A relation is "homogeneous" because its rows are all of the same type (i.e. they have the same columns and types).

This is in direct contrast to the rows/tuples, a set of which form a relation: the "keys" of a row (i.e. the column names) are determined a priori and are fixed ("static"). (Yes, even in a schemaless database – your program almost definitely operates on a fixed set of column-keys.) Whereas, the values in a row almost always are of different types ("heterogeneous").

There are of course two other combinations – static homogeneous and dynamic heterogeneous. The static homogeneous case is the degenerate form of the static-heterogeneous and dynamic-homogeneous: the keys are fixed and the values all the same type. You can view such a structure as either dynamic-heterogeneous (ex.: a structure which tracks run-time statistics) or static-homogeneous (ex.: a structure containing configuration settings that just happens to all be of the same type) without losing anything.

The dynamic heterogeneous case is not really a useful one: generally, dynamic structures support some form of aggregation or iteration, since the keys by definition are not known beforehand. But if the types of each value may differ, such operations are ill-defined: how can you operate on a value whose type you do not know?
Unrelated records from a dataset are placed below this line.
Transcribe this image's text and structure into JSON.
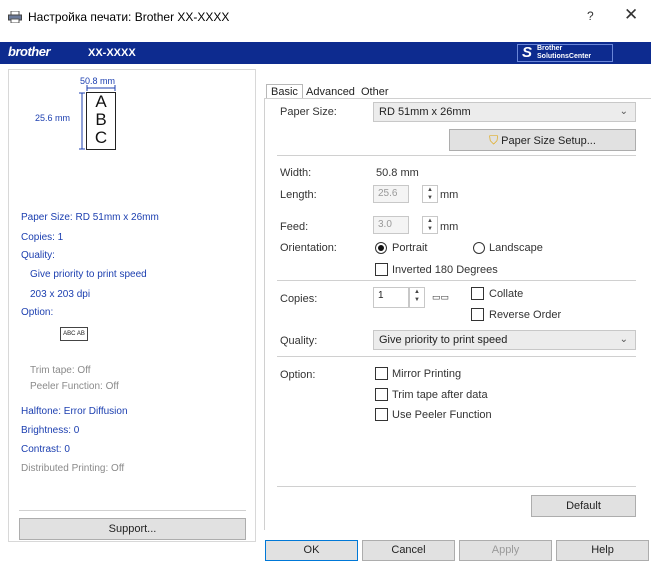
{
  "window": {
    "title": "Настройка печати: Brother XX-XXXX",
    "help": "?",
    "close": "✕"
  },
  "brand": {
    "logo": "brother",
    "model": "XX-XXXX",
    "solutions_center_line1": "Brother",
    "solutions_center_line2": "SolutionsCenter"
  },
  "preview": {
    "width_label": "50.8 mm",
    "height_label": "25.6 mm",
    "letters": [
      "A",
      "B",
      "C"
    ]
  },
  "summary": {
    "paper_size": "Paper Size: RD 51mm x 26mm",
    "copies": "Copies: 1",
    "quality": "Quality:",
    "quality_value": "Give priority to print speed",
    "dpi": "203 x 203 dpi",
    "option": "Option:",
    "option_icon_text": "ABC AB",
    "trim_tape": "Trim tape: Off",
    "peeler": "Peeler Function: Off",
    "halftone": "Halftone: Error Diffusion",
    "brightness": "Brightness:  0",
    "contrast": "Contrast:  0",
    "distributed": "Distributed Printing: Off"
  },
  "support_button": "Support...",
  "tabs": [
    "Basic",
    "Advanced",
    "Other"
  ],
  "basic": {
    "paper_size_label": "Paper Size:",
    "paper_size_value": "RD 51mm x 26mm",
    "paper_size_setup": "Paper Size Setup...",
    "width_label": "Width:",
    "width_value": "50.8 mm",
    "length_label": "Length:",
    "length_value": "25.6",
    "length_unit": "mm",
    "feed_label": "Feed:",
    "feed_value": "3.0",
    "feed_unit": "mm",
    "orientation_label": "Orientation:",
    "portrait": "Portrait",
    "landscape": "Landscape",
    "inverted": "Inverted 180 Degrees",
    "copies_label": "Copies:",
    "copies_value": "1",
    "collate": "Collate",
    "reverse_order": "Reverse Order",
    "quality_label": "Quality:",
    "quality_value": "Give priority to print speed",
    "option_label": "Option:",
    "mirror_printing": "Mirror Printing",
    "trim_tape_after": "Trim tape after data",
    "use_peeler": "Use Peeler Function",
    "default_button": "Default"
  },
  "buttons": {
    "ok": "OK",
    "cancel": "Cancel",
    "apply": "Apply",
    "help": "Help"
  },
  "colors": {
    "brand_bar": "#0d2b8f",
    "summary_text": "#1c3fb0",
    "disabled_text": "#8a8a8a",
    "ok_border": "#0078d7"
  }
}
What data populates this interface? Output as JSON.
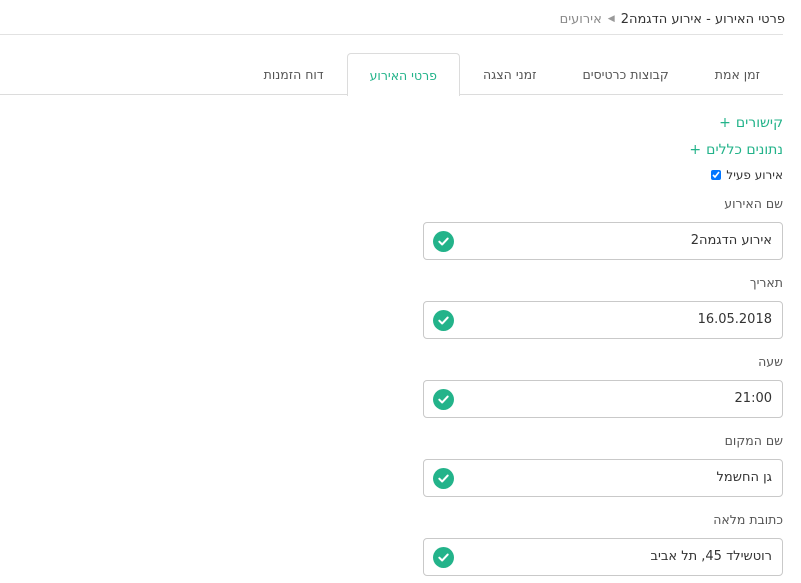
{
  "breadcrumb": {
    "parent": "אירועים",
    "separator": "◀",
    "current": "פרטי האירוע - אירוע הדגמה2"
  },
  "tabs": [
    {
      "label": "דוח הזמנות",
      "active": false
    },
    {
      "label": "פרטי האירוע",
      "active": true
    },
    {
      "label": "זמני הצגה",
      "active": false
    },
    {
      "label": "קבוצות כרטיסים",
      "active": false
    },
    {
      "label": "זמן אמת",
      "active": false
    }
  ],
  "sections": {
    "links": "קישורים",
    "general": "נתונים כללים",
    "plus": "+"
  },
  "active_checkbox": {
    "label": "אירוע פעיל",
    "checked": true
  },
  "fields": [
    {
      "label": "שם האירוע",
      "value": "אירוע הדגמה2"
    },
    {
      "label": "תאריך",
      "value": "16.05.2018"
    },
    {
      "label": "שעה",
      "value": "21:00"
    },
    {
      "label": "שם המקום",
      "value": "גן החשמל"
    },
    {
      "label": "כתובת מלאה",
      "value": "רוטשילד 45, תל אביב"
    }
  ],
  "colors": {
    "accent": "#23b38a",
    "border": "#c9c9c9"
  },
  "icons": {
    "valid": "check-circle-icon",
    "separator": "caret-left-icon"
  }
}
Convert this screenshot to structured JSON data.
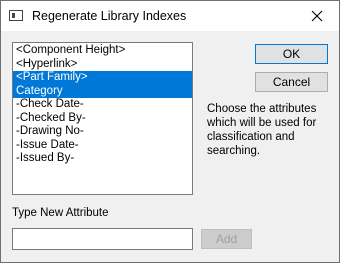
{
  "window": {
    "title": "Regenerate Library Indexes",
    "icon": "dialog-window-icon",
    "close_icon": "close-icon"
  },
  "attributes_list": {
    "items": [
      {
        "label": "<Component Height>",
        "selected": false
      },
      {
        "label": "<Hyperlink>",
        "selected": false
      },
      {
        "label": "<Part Family>",
        "selected": true
      },
      {
        "label": "Category",
        "selected": true
      },
      {
        "label": "-Check Date-",
        "selected": false
      },
      {
        "label": "-Checked By-",
        "selected": false
      },
      {
        "label": "-Drawing No-",
        "selected": false
      },
      {
        "label": "-Issue Date-",
        "selected": false
      },
      {
        "label": "-Issued By-",
        "selected": false
      }
    ]
  },
  "buttons": {
    "ok": "OK",
    "cancel": "Cancel",
    "add": "Add"
  },
  "help_text": "Choose the attributes which will be used for classification and searching.",
  "new_attribute": {
    "label": "Type New Attribute",
    "value": ""
  },
  "colors": {
    "selection": "#0078d7",
    "dialog_background": "#f0f0f0"
  }
}
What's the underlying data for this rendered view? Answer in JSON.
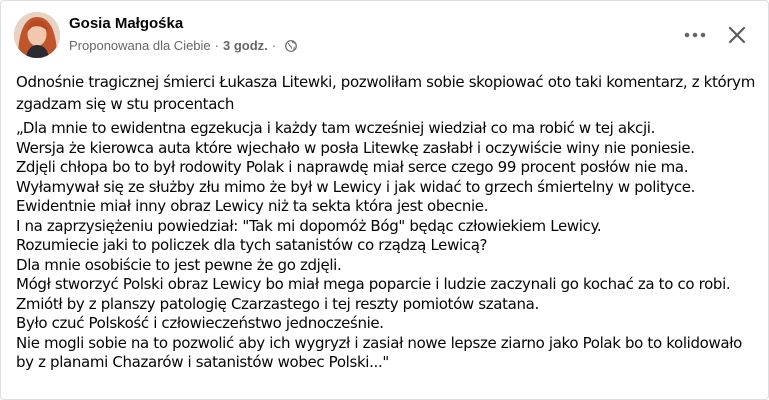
{
  "post": {
    "author": "Gosia Małgośka",
    "suggested": "Proponowana dla Ciebie",
    "separator": "·",
    "time": "3 godz.",
    "privacy_icon": "globe-icon",
    "more_icon": "more-horizontal-icon",
    "close_icon": "close-icon",
    "intro": "Odnośnie tragicznej śmierci Łukasza Litewki, pozwoliłam sobie skopiować oto taki komentarz, z którym zgadzam się w stu procentach",
    "quote_lines": [
      "„Dla mnie to ewidentna egzekucja i każdy tam wcześniej wiedział co ma robić w tej akcji.",
      "Wersja że kierowca auta które wjechało w posła Litewkę zasłabł i oczywiście winy nie poniesie.",
      "Zdjęli chłopa bo to był rodowity Polak i naprawdę miał serce czego 99 procent posłów nie ma.",
      "Wyłamywał się ze służby złu mimo że był w Lewicy i jak widać to grzech śmiertelny w polityce.",
      "Ewidentnie miał inny obraz Lewicy niż ta sekta która jest obecnie.",
      "I na zaprzysiężeniu powiedział: \"Tak mi dopomóż Bóg\" będąc człowiekiem Lewicy.",
      "Rozumiecie jaki to policzek dla tych satanistów co rządzą Lewicą?",
      "Dla mnie osobiście to jest pewne że go zdjęli.",
      "Mógł stworzyć Polski obraz Lewicy bo miał mega poparcie i ludzie zaczynali go kochać za to co robi.",
      "Zmiótł by z planszy patologię Czarzastego i tej reszty pomiotów szatana.",
      "Było czuć Polskość i człowieczeństwo jednocześnie.",
      "Nie mogli sobie na to pozwolić aby ich wygryzł i zasiał nowe lepsze ziarno jako Polak bo to kolidowało by z planami Chazarów i satanistów wobec Polski...\""
    ]
  },
  "colors": {
    "text": "#050505",
    "secondary": "#65676b",
    "icon": "#65676b",
    "border": "#dadde1"
  }
}
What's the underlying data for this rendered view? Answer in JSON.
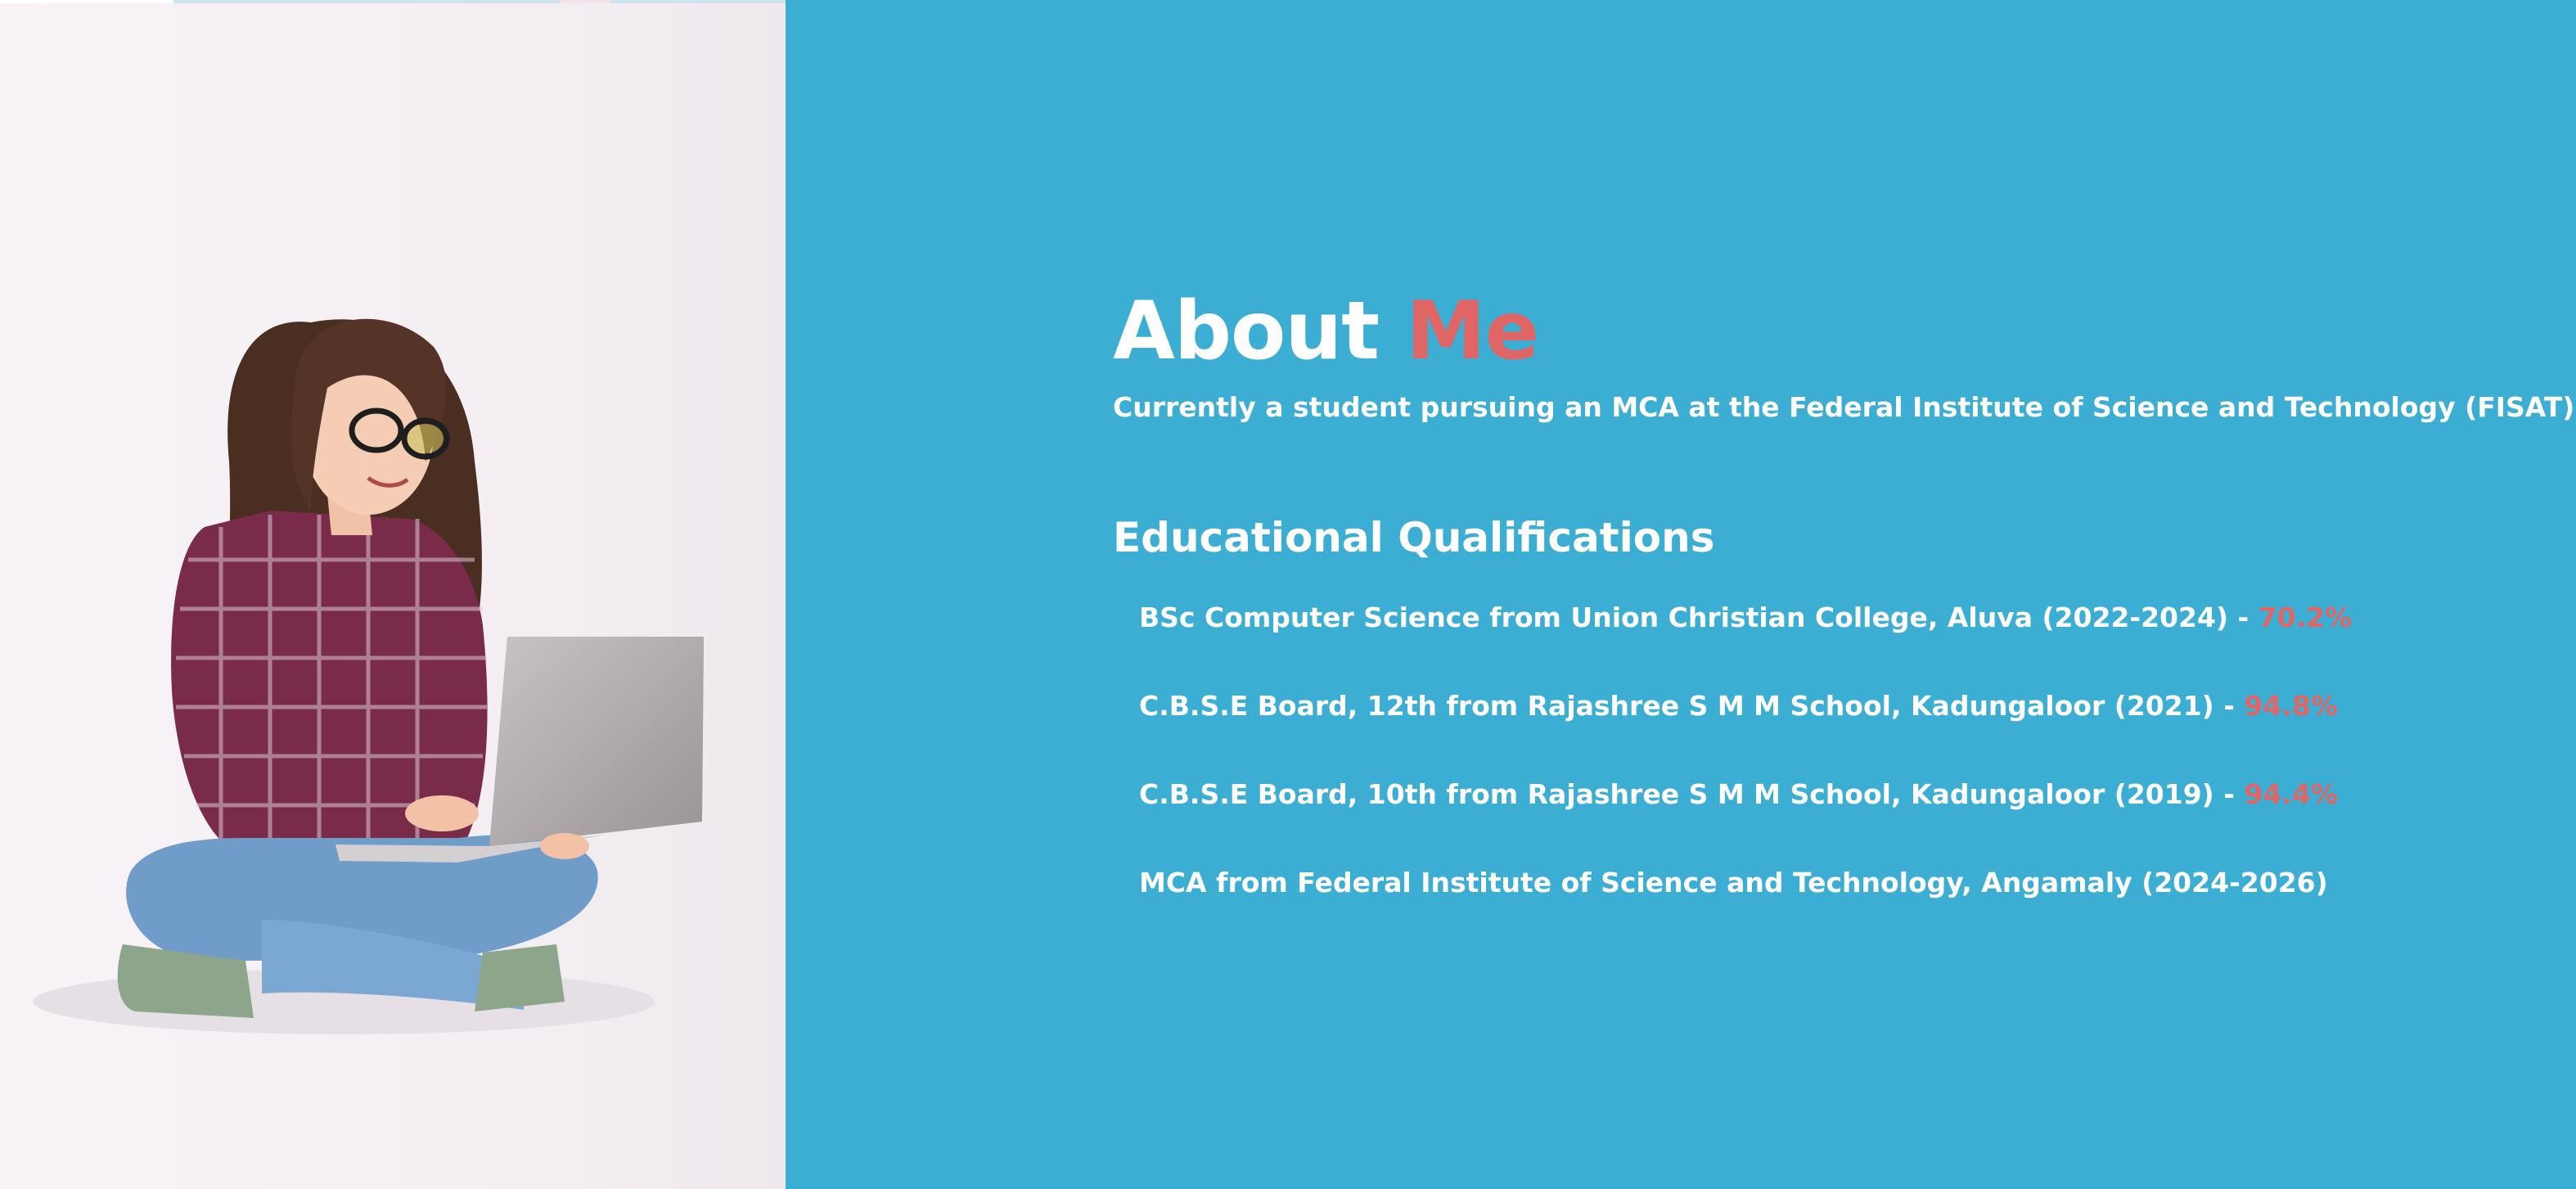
{
  "colors": {
    "background": "#3caed4",
    "accent": "#e06666",
    "text": "#ffffff"
  },
  "images": {
    "profile_photo": "student-with-laptop-photo"
  },
  "about": {
    "title_main": "About",
    "title_accent": "Me",
    "intro": "Currently a student pursuing an MCA at the Federal Institute of Science and Technology (FISAT)."
  },
  "education": {
    "heading": "Educational Qualifications",
    "items": [
      {
        "text": "BSc Computer Science from Union Christian College, Aluva (2022-2024) - ",
        "score": "70.2%"
      },
      {
        "text": "C.B.S.E Board, 12th from Rajashree S M M School, Kadungaloor (2021) - ",
        "score": "94.8%"
      },
      {
        "text": "C.B.S.E Board, 10th from Rajashree S M M School, Kadungaloor (2019) - ",
        "score": "94.4%"
      },
      {
        "text": "MCA from Federal Institute of Science and Technology, Angamaly (2024-2026)",
        "score": ""
      }
    ]
  }
}
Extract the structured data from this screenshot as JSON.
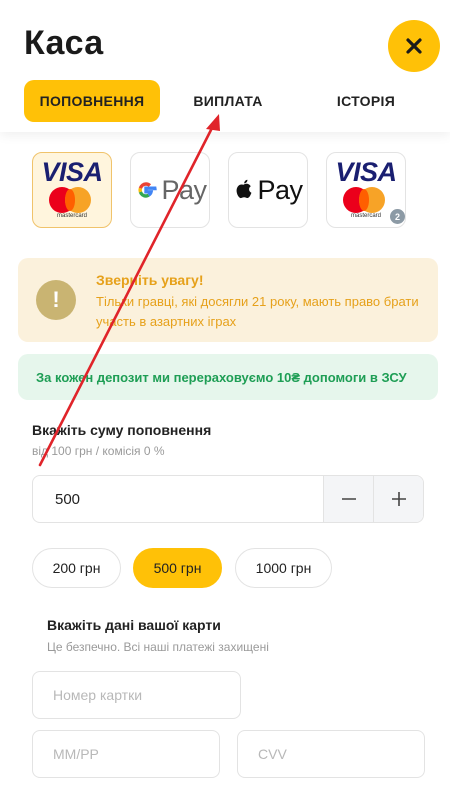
{
  "header": {
    "title": "Каса",
    "close_icon": "close-icon"
  },
  "tabs": [
    {
      "label": "ПОПОВНЕННЯ",
      "active": true
    },
    {
      "label": "ВИПЛАТА",
      "active": false
    },
    {
      "label": "ІСТОРІЯ",
      "active": false
    }
  ],
  "payment_methods": [
    {
      "id": "visa-mastercard",
      "visa": "VISA",
      "mastercard": "mastercard",
      "selected": true
    },
    {
      "id": "google-pay",
      "label": "Pay",
      "selected": false
    },
    {
      "id": "apple-pay",
      "label": "Pay",
      "selected": false
    },
    {
      "id": "visa-mastercard-saved",
      "visa": "VISA",
      "mastercard": "mastercard",
      "badge": "2",
      "selected": false
    }
  ],
  "warning": {
    "icon": "!",
    "title": "Зверніть увагу!",
    "text": "Тільки гравці, які досягли 21 року, мають право брати участь в азартних іграх"
  },
  "info_banner": {
    "text": "За кожен депозит ми перераховуємо 10₴ допомоги в ЗСУ"
  },
  "amount": {
    "label": "Вкажіть суму поповнення",
    "hint": "від 100 грн / комісія 0 %",
    "value": "500",
    "presets": [
      {
        "label": "200 грн",
        "active": false
      },
      {
        "label": "500 грн",
        "active": true
      },
      {
        "label": "1000 грн",
        "active": false
      }
    ]
  },
  "card": {
    "label": "Вкажіть дані вашої карти",
    "hint": "Це безпечно. Всі наші платежі захищені",
    "number_placeholder": "Номер картки",
    "expiry_placeholder": "ММ/РР",
    "cvv_placeholder": "CVV"
  },
  "colors": {
    "accent": "#ffc107",
    "warning_text": "#e6a11b",
    "success_text": "#1e9e55",
    "annotation_arrow": "#e0242a"
  }
}
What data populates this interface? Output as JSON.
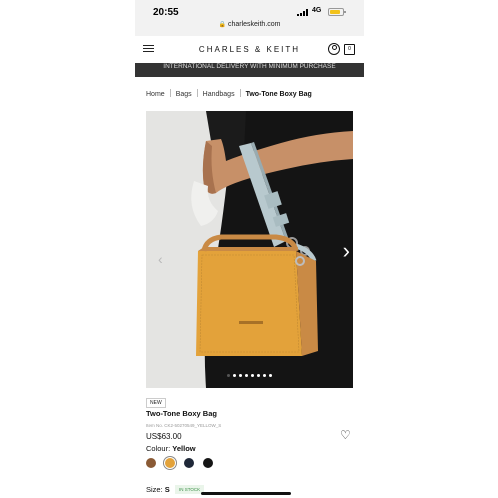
{
  "status_bar": {
    "time": "20:55",
    "url": "charleskeith.com",
    "network": "4G"
  },
  "header": {
    "logo": "CHARLES & KEITH",
    "cart_count": "0"
  },
  "banner": {
    "text": "INTERNATIONAL DELIVERY WITH MINIMUM PURCHASE"
  },
  "breadcrumb": [
    "Home",
    "Bags",
    "Handbags",
    "Two-Tone Boxy Bag"
  ],
  "gallery": {
    "image_count": 8,
    "active_index": 0,
    "prev_arrow": "‹",
    "next_arrow": "›"
  },
  "product": {
    "badge": "NEW",
    "name": "Two-Tone Boxy Bag",
    "item_no": "Item No. CK2-50270549_YELLOW_S",
    "price": "US$63.00",
    "colour_label": "Colour:",
    "colour_value": "Yellow",
    "swatches": [
      {
        "name": "brown",
        "color": "#8a5a35"
      },
      {
        "name": "yellow",
        "color": "#e3a23a"
      },
      {
        "name": "navy",
        "color": "#1f2838"
      },
      {
        "name": "black",
        "color": "#151515"
      }
    ],
    "selected_swatch": 1,
    "size_label": "Size:",
    "size_value": "S",
    "stock": "IN STOCK"
  },
  "colors": {
    "banner_bg": "#333333",
    "bag_yellow": "#e3a23a",
    "bag_tan": "#c98a45",
    "strap_blue": "#b8c9ce",
    "stock_green": "#3b8f48"
  }
}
I contend that any claimed use of such a structure is best broken down as a combination of the two: either a static-heterogeneous structure containing one dynamic-homogeneous map for each value type, or a single dynamic-heterogeneous map whose values are static-heterogeneous tuples which include a tag indicating the type of the value.

jeffdavis · on Feb 2, 2014

I was already with you on the other points. And, technically, you can look at a relation as a dynamic homogenous map, and that's not wrong per se.

But there seem to be some relevant points left out.

First of all, a relation is a set of tuples. You can say that a set is just the degenerate case of a dynamic homogenous map in which the values are empty and you use only the keys. That seems like a useless generalization though, and more likely to cause confusion than clarity.

Let's say you have a simple relation of person to product: this person has bought this product. It would be awkward to try to group them like: "this person has bought these products" because you could just as well invert it to "this product has been purchased by these people" and there's not a good reason to choose one over the other. Making it arbitrarily asymmetrical just makes it harder to reason about, so that's not a good choice. And neither attribute is unique. So, you are left saying that the key is {person, product} and the value is empty (or "unit", if you prefer).

And yes, that is the key of the relation, so that's not wrong. But what have we gained through this exercise? We are calling a binary relation a "map", but confusingly it's not a map of the first attribute to the second -- it's a map of both attributes to nothing!

You could say that relations representing something more map-like are common enough. But even in that case, it's common to have multiple candidate keys (which can be true even for normalized relations), and it's hard to say what's mapping to what. Again, more confusion than clarity.

I think it's best to just call a relation the set of all tuples which satisfy the relation predicate. That's the model.

colanderman · on Feb 2, 2014

I disagree with nothing you said – I'm very familiar with the relational model. I've used keys in my examples, but nothing prevents the concepts from applying to the more general cases of tuples and sets. (A set is "dynamic" in that its individual values are not addressable in a manner which is determinable at compile time – you (generally) don't know what will be in the set.)

To give separate examples without using keys, you can compare a (integer-indexed) tuple to an array. The former is static-heterogeneous; the latter dynamic-homogeneous. And thankfully, most languages (even mainstream dynamically-typed languages like Python) seem to get the distinction, even though ignoring types or implementation, they are nearly identical.